When I’m streaming my video, I get this message: “Source(0) - Video Source Stopped due to inactivity” with the source: “Source(0).TimerInactivityElapsed”, once a while in my Event Log. The consequence is that my video freezes in my webbrowser and it only continues when I refresh the browser and pay some attention to the Netcam Studio.

As I’m planning to set up a webcam which will broadcast 24/7 and may have quite some ‘inactive’ moments, I want to prevent this from happening. Especially because the hosting PC isn’t located on a place which will be visited quite often.

So, is there someone who knows how to prevent my camera/Netcam Studio from going into inactivity modus? And it this a Netcam Studio error, or is it a camera problem? Thank a lot!

It’s just pausing the stream to spare resources when nobody is connected or watching.

If the computer from which you watch either goes to sleep or loses the network connection then the stream on the server will go in pause until somebody requests new images.

Does it still record motion when this happens,

No because this won’t happen when motion detection is enabled (at least it shouldn’t).

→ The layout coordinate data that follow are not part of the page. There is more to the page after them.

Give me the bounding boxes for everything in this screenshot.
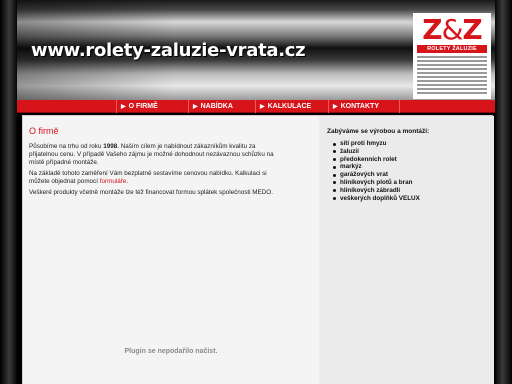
- left-frame: [0, 0, 17, 384]
- triangle-right-icon: ▶: [260, 104, 265, 110]
- quote-text-end: .: [126, 178, 129, 185]
- list-item: hliníkových plotů a bran: [333, 179, 420, 187]
- triangle-right-icon: ▶: [333, 104, 338, 110]
- sidebar: Zabýváme se výrobou a montáží: sítí prot…: [319, 116, 494, 384]
- intro-paragraph: Působíme na trhu od roku 1998. Naším cíl…: [29, 143, 281, 167]
- quote-paragraph: Na základě tohoto zaměření Vám bezplatně…: [29, 170, 281, 186]
- logo-stripes: [417, 56, 487, 96]
- list-item: žaluzií: [333, 148, 420, 156]
- nav-label: O FIRMĚ: [128, 103, 158, 110]
- page: www.rolety-zaluzie-vrata.cz Z&Z ROLETY Ž…: [17, 0, 495, 384]
- nav-label: KONTAKTY: [340, 103, 379, 110]
- company-logo[interactable]: Z&Z ROLETY ŽALUZIE VRATA: [413, 13, 491, 99]
- plugin-placeholder[interactable]: Plugin se nepodařilo načíst.: [23, 348, 319, 355]
- logo-band: ROLETY ŽALUZIE VRATA: [417, 45, 487, 60]
- list-item: sítí proti hmyzu: [333, 140, 420, 148]
- nav-item-kontakty[interactable]: ▶ KONTAKTY: [328, 100, 400, 113]
- page-title: O firmě: [29, 126, 59, 136]
- nav-item-kalkulace[interactable]: ▶ KALKULACE: [255, 100, 328, 113]
- nav-label: KALKULACE: [267, 103, 312, 110]
- logo-mark: Z&Z: [422, 13, 482, 46]
- product-list: sítí proti hmyzu žaluzií předokenních ro…: [333, 140, 420, 202]
- main-navigation: ▶ O FIRMĚ ▶ NABÍDKA ▶ KALKULACE ▶ KONTAKTY: [17, 100, 495, 113]
- right-frame: [495, 0, 512, 384]
- nav-item-o-firme[interactable]: ▶ O FIRMĚ: [116, 100, 188, 113]
- list-item: markýz: [333, 163, 420, 171]
- sidebar-title: Zabýváme se výrobou a montáží:: [327, 128, 430, 135]
- quote-text: Na základě tohoto zaměření Vám bezplatně…: [29, 170, 267, 185]
- main-column: O firmě Působíme na trhu od roku 1998. N…: [23, 116, 319, 384]
- list-item: předokenních rolet: [333, 156, 420, 164]
- triangle-right-icon: ▶: [121, 104, 126, 110]
- list-item: hliníkových zábradlí: [333, 187, 420, 195]
- triangle-right-icon: ▶: [193, 104, 198, 110]
- list-item: veškerých doplňků VELUX: [333, 195, 420, 203]
- financing-paragraph: Veškeré produkty včetně montáže lze též …: [29, 189, 273, 196]
- list-item: garážových vrat: [333, 171, 420, 179]
- nav-label: NABÍDKA: [200, 103, 233, 110]
- content-area: O firmě Působíme na trhu od roku 1998. N…: [22, 115, 494, 384]
- site-title[interactable]: www.rolety-zaluzie-vrata.cz: [31, 40, 306, 61]
- founding-year: 1998: [103, 143, 118, 150]
- intro-text: Působíme na trhu od roku: [29, 143, 104, 150]
- header-banner: www.rolety-zaluzie-vrata.cz Z&Z ROLETY Ž…: [17, 0, 495, 100]
- form-link[interactable]: formuláře: [100, 178, 127, 185]
- nav-item-nabidka[interactable]: ▶ NABÍDKA: [188, 100, 255, 113]
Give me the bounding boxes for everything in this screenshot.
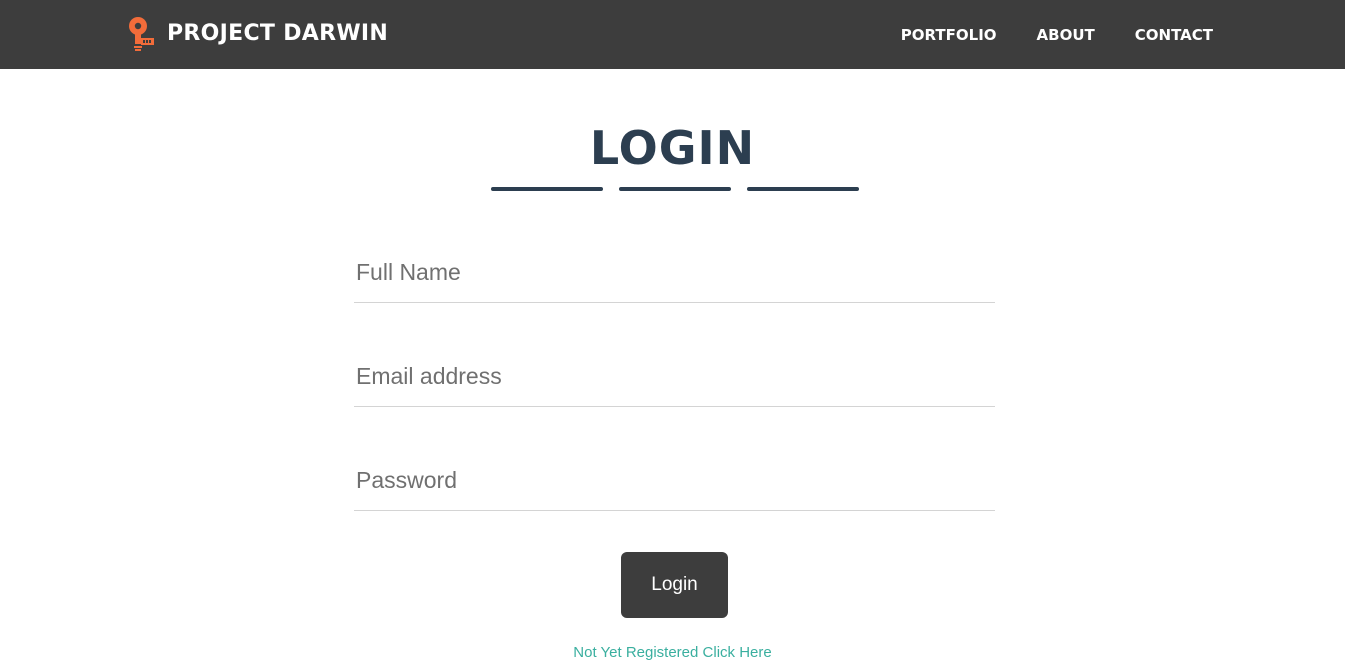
login-button[interactable]: Login xyxy=(621,552,728,618)
brand-title: PROJECT DARWIN xyxy=(167,21,389,46)
email-input[interactable] xyxy=(354,347,995,407)
nav-contact-link[interactable]: CONTACT xyxy=(1135,26,1213,44)
lightbulb-logo-icon xyxy=(129,17,154,51)
heading-divider xyxy=(619,187,731,191)
page-title: LOGIN xyxy=(589,121,756,175)
nav-portfolio-link[interactable]: PORTFOLIO xyxy=(901,26,997,44)
register-link[interactable]: Not Yet Registered Click Here xyxy=(0,644,1345,662)
nav-about-link[interactable]: ABOUT xyxy=(1037,26,1095,44)
navbar: PROJECT DARWIN PORTFOLIO ABOUT CONTACT xyxy=(0,0,1345,69)
full-name-input[interactable] xyxy=(354,243,995,303)
heading-divider xyxy=(747,187,859,191)
password-input[interactable] xyxy=(354,451,995,511)
brand-link[interactable]: PROJECT DARWIN xyxy=(126,14,388,54)
heading-divider xyxy=(491,187,603,191)
nav-links: PORTFOLIO ABOUT CONTACT xyxy=(861,0,1213,69)
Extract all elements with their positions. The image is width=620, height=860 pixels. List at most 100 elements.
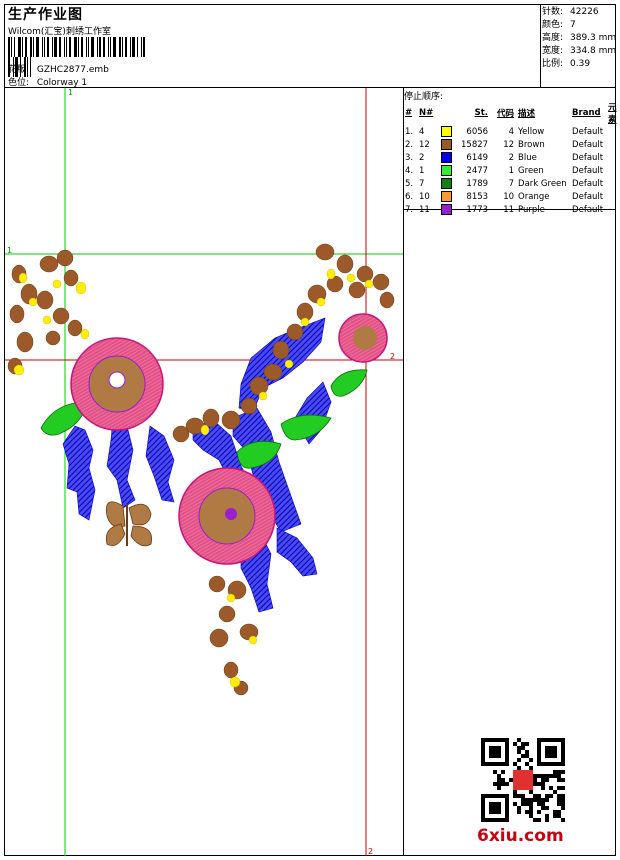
col-index: #	[405, 108, 413, 118]
cell-desc: Green	[518, 165, 544, 176]
cell-code: 2	[508, 152, 515, 163]
brown-spot	[202, 408, 220, 428]
cell-code: 10	[503, 191, 515, 202]
flower-center	[178, 467, 276, 565]
yellow-accent	[258, 391, 268, 401]
stat-width: 宽度: 334.8 mm	[542, 46, 617, 56]
cell-st: 8153	[466, 191, 489, 202]
brown-spot	[286, 323, 304, 341]
brown-spot	[56, 249, 74, 267]
needle-number: 12	[419, 140, 430, 150]
yellow-accent	[300, 317, 310, 327]
cell-desc: Brown	[518, 139, 545, 150]
color-swatch	[441, 165, 452, 176]
cell-code: 1	[508, 165, 515, 176]
cell-brand: Default	[572, 126, 604, 137]
brown-spot	[272, 340, 290, 360]
cell-code: 7	[508, 178, 515, 189]
yellow-accent	[229, 676, 241, 688]
guide-label-v2: 2	[368, 847, 374, 856]
brown-spot	[218, 605, 236, 623]
needle-number: 11	[419, 205, 430, 215]
cell-idx: 6.	[405, 191, 414, 202]
cell-st: 1789	[466, 178, 489, 189]
yellow-accent	[326, 268, 336, 280]
color-row: 2. 12 15827 12 Brown Default	[403, 138, 620, 151]
brown-spot	[379, 291, 395, 309]
color-table-header: # N# St. 代码 描述 Brand 元素	[403, 101, 620, 125]
brown-spot	[223, 661, 239, 679]
color-swatch	[441, 191, 452, 202]
brown-spot	[372, 273, 390, 291]
header-divider-vertical	[540, 4, 541, 88]
col-brand: Brand	[572, 108, 601, 118]
flower-left	[70, 337, 164, 431]
color-row: 3. 2 6149 2 Blue Default	[403, 151, 620, 164]
design-preview	[5, 88, 403, 856]
brown-spot	[348, 281, 366, 299]
cell-brand: Default	[572, 204, 604, 215]
brown-spot	[52, 307, 70, 325]
cell-brand: Default	[572, 165, 604, 176]
color-row: 6. 10 8153 10 Orange Default	[403, 190, 620, 203]
yellow-accent	[226, 593, 236, 603]
col-description: 描述	[518, 109, 536, 119]
needle-number: 1	[419, 166, 425, 176]
cell-code: 11	[503, 204, 515, 215]
cell-idx: 5.	[405, 178, 414, 189]
yellow-accent	[13, 364, 25, 376]
cell-st: 6056	[466, 126, 489, 137]
color-swatch	[441, 139, 452, 150]
cell-idx: 4.	[405, 165, 414, 176]
cell-desc: Blue	[518, 152, 537, 163]
guide-label-v1: 1	[68, 88, 74, 97]
brown-spot	[36, 290, 54, 310]
design-file-value: GZHC2877.emb	[36, 65, 109, 75]
qr-code	[481, 738, 565, 822]
brown-spot	[221, 410, 241, 430]
guide-label-h1: 1	[7, 246, 13, 255]
brown-spot	[208, 575, 226, 593]
brown-spot	[67, 319, 83, 337]
yellow-accent	[75, 281, 87, 295]
col-needle: N#	[419, 108, 434, 118]
yellow-accent	[346, 273, 356, 283]
cell-idx: 3.	[405, 152, 414, 163]
brown-spot	[63, 269, 79, 287]
flower-right	[338, 313, 388, 363]
brown-spot	[39, 255, 59, 273]
cell-idx: 7.	[405, 204, 414, 215]
brown-spot	[249, 376, 269, 396]
color-table: # N# St. 代码 描述 Brand 元素 1. 4 6056 4 Yellow De…	[403, 101, 620, 216]
yellow-accent	[248, 635, 258, 645]
embroidery-design	[5, 88, 403, 856]
color-row: 7. 11 1773 11 Purple Default	[403, 203, 620, 216]
color-row: 5. 7 1789 7 Dark Green Default	[403, 177, 620, 190]
brown-spot	[9, 304, 25, 324]
color-row: 4. 1 2477 1 Green Default	[403, 164, 620, 177]
cell-desc: Orange	[518, 191, 550, 202]
col-stitches: St.	[474, 108, 489, 118]
stat-stitches: 针数: 42226	[542, 7, 599, 17]
watermark-logo: 6xiu.com	[477, 826, 564, 846]
brown-spots	[7, 243, 395, 696]
brown-spot	[263, 363, 283, 381]
yellow-accent	[200, 424, 210, 436]
barcode	[8, 37, 150, 77]
company-name: Wilcom(汇宝)刺绣工作室	[8, 27, 111, 37]
cell-idx: 1.	[405, 126, 414, 137]
needle-number: 7	[419, 179, 425, 189]
stat-height: 高度: 389.3 mm	[542, 33, 617, 43]
brown-spot	[240, 397, 258, 415]
cell-brand: Default	[572, 139, 604, 150]
cell-st: 1773	[466, 204, 489, 215]
cell-st: 15827	[461, 139, 489, 150]
color-swatch	[441, 152, 452, 163]
color-swatch	[441, 204, 452, 215]
yellow-accent	[284, 359, 294, 369]
brown-spot	[336, 254, 354, 274]
cell-code: 4	[508, 126, 515, 137]
design-file-label: 花版:	[8, 65, 30, 75]
sheet-title: 生产作业图	[8, 7, 83, 23]
cell-desc: Dark Green	[518, 178, 567, 189]
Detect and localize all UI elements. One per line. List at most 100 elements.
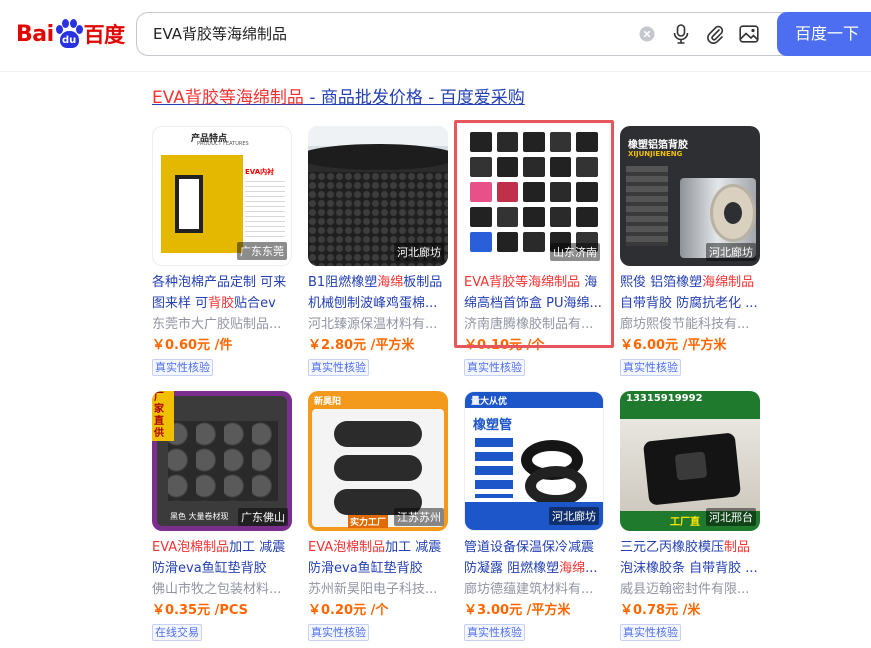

It happens only if nobody is requesting / using the stream. When MD is enabled, then it is using the stream to detect motion.

Hi !
I get the same message “Source(0) - Video Source Stopped due to inactivity” and if I start motion detector from HTTP request then no motion is enabled ! I get a good HTTP response though and if I send an HTTP request for motion detector status it tells me its enabled.

My HTTP requests are OK because if I’m looking the stream with NCS (windows) and I send HTTP request motion detector True then motion is enabled.

Any help is appreciated :slight_smile:

Hi Bernhard!

I have tested on several cams and it always works in my situation. This is the URL I send for cam 3 to start motion detection:
http://localhost:8124/Json/StartStopMotionDetector?sourceId=3&enabled=true&authToken=xxxxxxxxxx

When you send this you get a “true” back and a yellow frame around the video and the bar graph in a corner of the video and clock is running at bottom right?
-Henrik

Hi

my procedure is as follow :

  • launch NCS 1.3.6.8 win 7 x64
  • go to “event logs” view
  • wait for “Video source stopped due to inactivity”
  • send http request to start motion detection => I get “true” as response
  • still in “event logs” view, move my hand in front of the camera => no motion detected, no trigger, nothing
  • go to “multi view” view => there is the yellow frame and the bar graph
  • go to “event logs” view => message “re-starting source X”
  • move my hand => motion detected !

Read it all!

Thanks for the detailed info. I would really like you to do this:

  • have the actual source viewing in non motion.
  • send http request to start motion detection.
  • you get the yellow frame and the bar graph.
  • is the clock running in the bottom right corner?

I am getting suspicious here that it might depend on which view you are in. I have always started with the video view, but I start in the view with event logs and see what happens. Also, I will send the command with NCS Service running and no clients open. Some testing is obviously needed :). If you have time to do the above it is appreciated.

Since the connection is inactive it might be necessary to semd a wakeup call first if that is possible.

Edit:
Yes, my suspicions were correct. In a view where the cam is inactive and one send the command to start motion detection one get the “true” back which indicats that NCS has made the changes and set the cam to “yellow alert”. However, that command do not call for the cam to wake-up. The only command that seems to wake-up the cam is one where you need to see the video. That is why it works when you switch view. It also works if one take a sneak peek under the Sources. That wakes the cam and motion detection can start. Voila, problem confirmed. So the http command motion detection must be followed by a call to the connection to wake-up.

I have not found an http command that wakes the cam up at this time, but I continue to test. If there is one you can send two commands in the meantime before this is fixed.

Thanks for your help and effort. This goes directly to our developers. I hope it can be handled ASAP.

-Henrik

Thank you I look forward for the next NCS release :slight_smile:

In the mean time I just send a http request “Get Jpeg” in order to keep the stream “alive”. For now it works.